LISTEN/NOTIFY sometimes drops without recovery
Summary
We are using Graphile Worker in production for a while now, more specifically this PR (#474). It works remarkably well. However, every few months the LISTEN/NOTIFY connection seems to drop.
Our logs show ECONNREFUSED at about the time this starts.
ERROR: Failed during pool sweep (migrationNumber=19): Error: connect ECONNREFUSED
...
ERROR: Failed to update heartbeat for pool pool-7699a0aba218dd3402: Error: connect ECONNREFUSED
After that, it is pretty obvious from the log frequency that we only poll every few minutes and not using LISTEN/NOTIFY anymore.
(upload not working, retrying in a few minutes)
The "fix" is to simply restart.
Steps to reproduce
Not really sure, just happens irregularly.

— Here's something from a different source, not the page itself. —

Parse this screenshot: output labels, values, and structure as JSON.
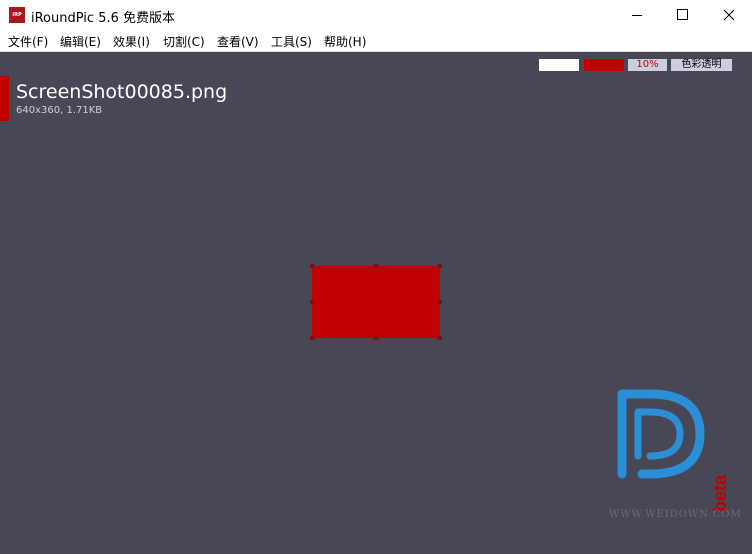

Sorry!
Expected results
A worker should recover.
Actual results
LISTEN/NOTIFY never recovers.
Additional context
Postgres v15 Node 20
Hey @benjie, we were seeing this again now during a large cpu spike and I believe it happens when the db goes into recovery mode.
Ah, that would make sense! Thanks for following up. Can you confirm the specific version of Graphile Worker you are using?
Ah you said already you're using the canary. Okay that should be enough for me to try and reproduce it 👍
I cannot reproduce this, and tracing the code I see no reason why LISTEN/NOTIFY would stop working - it should go offline for at most 90 seconds.
thanks for checking! had this again last night. the logs are
[core] ERROR: Failed to update heartbeat for pool pool-65fe4ebebafe633919: Error: connect ECONNREFUSED 3.75.38.74:5432
[core] ERROR: Failed during pool sweep (migrationNumber=19): error: the database system is not accepting connections
Those logs are harmless information. I've just read through their related source code, and they're part of error recovery mechanisms - they should not interfere with LISTEN/NOTIFY. 🤔
Maybe we've misdiagnosed the issue and LISTEN/NOTIFY is still working, but there's no "free" worker to do the work? Without a reproducible example it's incredibly tough to track this down.
Still cannot reproduce this, but I've released v0.17.0-rc.0 which adds more logging 🤷♂️